Ignacio Camacho-ABC
- La sociedad de la inclusión ha decidido que no vale la pena ocuparse de quien no lleve un móvil en el bolsillo
Algún amigo excéntrico tiene en su casa una de esas cabinas de teléfono rojas del Londres antiguo, de la que parece que en cualquier momento van a salir Petula Clark en minifalda o Alec Guinnes con su gabardina de espía camino de Cambridge Circus. Todavía quedan algunas por la capital británica, más que nada como icono turístico, y en otras pocas ciudades europeas resisten en número mínimo como punto de carga de emergencia para móviles y demás dispositivos. En España ya es casi imposible encontrarlas más que en algún pueblo semivacío, y el Gobierno ha accedido a darles la puntilla en la nueva Ley de Telecomunicaciones que pronto empezará su trámite administrativo. Ningún operador quiere asumir las pérdidas y Telefónica
lleva lustros pleiteando por desprenderse del compromiso de facilitar el acceso universal al servicio.
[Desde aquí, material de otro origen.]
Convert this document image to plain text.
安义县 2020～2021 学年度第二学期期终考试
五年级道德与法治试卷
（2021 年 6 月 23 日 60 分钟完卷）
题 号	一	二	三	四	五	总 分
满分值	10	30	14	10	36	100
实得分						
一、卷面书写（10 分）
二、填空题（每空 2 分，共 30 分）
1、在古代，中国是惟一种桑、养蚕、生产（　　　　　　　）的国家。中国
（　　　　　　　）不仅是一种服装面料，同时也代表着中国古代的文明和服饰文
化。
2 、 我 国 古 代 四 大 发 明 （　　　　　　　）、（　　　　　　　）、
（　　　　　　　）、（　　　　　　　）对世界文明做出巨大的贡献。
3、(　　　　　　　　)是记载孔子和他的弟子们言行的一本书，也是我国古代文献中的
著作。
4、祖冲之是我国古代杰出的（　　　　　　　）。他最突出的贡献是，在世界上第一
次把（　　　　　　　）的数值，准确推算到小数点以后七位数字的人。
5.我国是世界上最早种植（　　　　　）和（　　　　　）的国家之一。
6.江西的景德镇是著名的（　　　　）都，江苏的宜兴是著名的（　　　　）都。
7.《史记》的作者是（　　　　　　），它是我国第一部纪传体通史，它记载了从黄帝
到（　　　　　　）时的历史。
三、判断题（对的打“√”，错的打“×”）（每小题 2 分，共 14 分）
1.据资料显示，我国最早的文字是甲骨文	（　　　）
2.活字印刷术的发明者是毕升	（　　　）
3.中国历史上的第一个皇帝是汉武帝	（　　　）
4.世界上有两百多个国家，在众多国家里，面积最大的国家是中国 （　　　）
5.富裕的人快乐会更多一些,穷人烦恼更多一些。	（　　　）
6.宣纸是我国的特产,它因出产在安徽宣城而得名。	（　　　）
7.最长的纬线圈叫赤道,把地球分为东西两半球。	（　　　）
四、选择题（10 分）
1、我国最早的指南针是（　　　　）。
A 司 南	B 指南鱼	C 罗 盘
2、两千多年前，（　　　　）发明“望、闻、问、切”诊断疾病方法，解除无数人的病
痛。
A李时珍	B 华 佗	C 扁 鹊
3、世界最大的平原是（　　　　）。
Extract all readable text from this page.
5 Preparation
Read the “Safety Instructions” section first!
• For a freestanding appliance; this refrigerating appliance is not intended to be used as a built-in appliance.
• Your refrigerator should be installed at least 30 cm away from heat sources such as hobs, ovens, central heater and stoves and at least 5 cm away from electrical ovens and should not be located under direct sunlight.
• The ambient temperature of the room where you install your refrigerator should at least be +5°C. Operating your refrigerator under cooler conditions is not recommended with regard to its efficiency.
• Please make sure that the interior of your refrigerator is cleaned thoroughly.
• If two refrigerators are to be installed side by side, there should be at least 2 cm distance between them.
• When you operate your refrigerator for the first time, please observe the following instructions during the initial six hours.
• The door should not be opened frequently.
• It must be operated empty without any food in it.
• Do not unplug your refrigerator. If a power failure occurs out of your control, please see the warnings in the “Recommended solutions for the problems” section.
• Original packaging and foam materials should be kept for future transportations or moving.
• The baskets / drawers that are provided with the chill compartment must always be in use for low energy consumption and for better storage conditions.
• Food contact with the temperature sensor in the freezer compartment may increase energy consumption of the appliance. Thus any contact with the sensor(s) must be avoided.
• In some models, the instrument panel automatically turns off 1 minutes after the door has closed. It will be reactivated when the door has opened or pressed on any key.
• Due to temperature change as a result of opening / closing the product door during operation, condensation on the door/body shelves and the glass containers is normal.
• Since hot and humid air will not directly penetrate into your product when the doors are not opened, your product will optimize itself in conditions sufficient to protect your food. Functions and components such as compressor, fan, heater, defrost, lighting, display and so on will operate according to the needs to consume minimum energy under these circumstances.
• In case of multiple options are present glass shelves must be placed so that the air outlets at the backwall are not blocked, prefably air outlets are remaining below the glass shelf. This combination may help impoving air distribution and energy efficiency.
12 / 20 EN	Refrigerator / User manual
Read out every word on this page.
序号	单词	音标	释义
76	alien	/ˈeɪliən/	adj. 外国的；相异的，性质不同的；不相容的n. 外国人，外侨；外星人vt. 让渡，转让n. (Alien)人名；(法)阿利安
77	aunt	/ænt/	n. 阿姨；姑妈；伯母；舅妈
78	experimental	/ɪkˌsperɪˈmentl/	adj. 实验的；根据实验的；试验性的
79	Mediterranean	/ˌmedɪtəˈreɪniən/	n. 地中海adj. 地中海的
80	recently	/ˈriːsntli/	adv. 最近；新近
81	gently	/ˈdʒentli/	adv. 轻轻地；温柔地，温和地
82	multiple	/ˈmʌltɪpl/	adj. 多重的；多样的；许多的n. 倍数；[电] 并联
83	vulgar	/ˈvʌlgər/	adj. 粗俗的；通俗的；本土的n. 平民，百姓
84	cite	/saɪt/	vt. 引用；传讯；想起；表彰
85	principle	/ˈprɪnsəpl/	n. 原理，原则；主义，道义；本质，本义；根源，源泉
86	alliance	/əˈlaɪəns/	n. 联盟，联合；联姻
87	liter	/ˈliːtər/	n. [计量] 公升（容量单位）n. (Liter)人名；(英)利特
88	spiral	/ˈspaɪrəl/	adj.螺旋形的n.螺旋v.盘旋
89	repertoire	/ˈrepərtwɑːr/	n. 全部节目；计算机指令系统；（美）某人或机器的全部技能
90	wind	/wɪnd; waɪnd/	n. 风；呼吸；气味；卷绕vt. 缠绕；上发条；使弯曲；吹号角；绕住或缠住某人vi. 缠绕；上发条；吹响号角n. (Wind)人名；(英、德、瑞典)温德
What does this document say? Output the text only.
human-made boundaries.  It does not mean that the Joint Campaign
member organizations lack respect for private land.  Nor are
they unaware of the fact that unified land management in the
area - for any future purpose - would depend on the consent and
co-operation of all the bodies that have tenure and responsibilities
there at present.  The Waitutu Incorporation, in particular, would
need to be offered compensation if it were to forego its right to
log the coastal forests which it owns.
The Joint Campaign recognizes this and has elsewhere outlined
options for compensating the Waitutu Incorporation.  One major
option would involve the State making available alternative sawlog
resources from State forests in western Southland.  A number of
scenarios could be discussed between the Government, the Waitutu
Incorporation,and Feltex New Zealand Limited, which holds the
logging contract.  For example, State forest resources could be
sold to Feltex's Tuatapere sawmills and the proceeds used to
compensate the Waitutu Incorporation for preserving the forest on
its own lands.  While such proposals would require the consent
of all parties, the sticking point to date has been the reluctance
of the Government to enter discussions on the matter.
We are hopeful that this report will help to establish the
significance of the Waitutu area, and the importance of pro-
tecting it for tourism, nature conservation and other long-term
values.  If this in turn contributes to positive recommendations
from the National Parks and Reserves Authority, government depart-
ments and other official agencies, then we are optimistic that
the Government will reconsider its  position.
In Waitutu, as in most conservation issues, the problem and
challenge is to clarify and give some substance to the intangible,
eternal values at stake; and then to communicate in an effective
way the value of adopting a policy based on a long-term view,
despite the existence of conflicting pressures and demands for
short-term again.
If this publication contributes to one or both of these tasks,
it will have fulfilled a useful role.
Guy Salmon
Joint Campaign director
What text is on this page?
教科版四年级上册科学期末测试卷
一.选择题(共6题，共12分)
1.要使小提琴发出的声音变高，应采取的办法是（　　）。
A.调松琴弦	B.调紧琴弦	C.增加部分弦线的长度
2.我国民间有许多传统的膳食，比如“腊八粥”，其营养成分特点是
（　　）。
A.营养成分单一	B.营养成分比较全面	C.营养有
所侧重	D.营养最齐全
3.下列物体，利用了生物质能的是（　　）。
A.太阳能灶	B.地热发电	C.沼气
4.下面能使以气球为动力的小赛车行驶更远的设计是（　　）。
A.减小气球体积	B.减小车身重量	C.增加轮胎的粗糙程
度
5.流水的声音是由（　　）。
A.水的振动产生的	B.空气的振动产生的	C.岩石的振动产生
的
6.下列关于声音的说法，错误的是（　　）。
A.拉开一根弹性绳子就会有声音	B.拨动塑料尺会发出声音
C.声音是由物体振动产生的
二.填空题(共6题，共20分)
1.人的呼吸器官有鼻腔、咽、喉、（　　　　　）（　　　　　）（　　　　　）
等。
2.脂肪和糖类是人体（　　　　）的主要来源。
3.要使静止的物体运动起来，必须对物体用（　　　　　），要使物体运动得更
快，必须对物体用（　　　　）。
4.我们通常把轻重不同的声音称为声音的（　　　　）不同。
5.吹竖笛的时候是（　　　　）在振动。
Otro elemento que desaparece del paisaje urbano característico del último siglo; la sociedad de la inclusión ha decidido que no vale la pena ocuparse de ningún ciudadano tan trasnochado, tan independiente, tan excéntrico o tan introvertido como para no llevar a cualquier hora un móvil en el bolsillo. En realidad, hace mucho tiempo que casi nadie llama siquiera desde el fijo de su domicilio.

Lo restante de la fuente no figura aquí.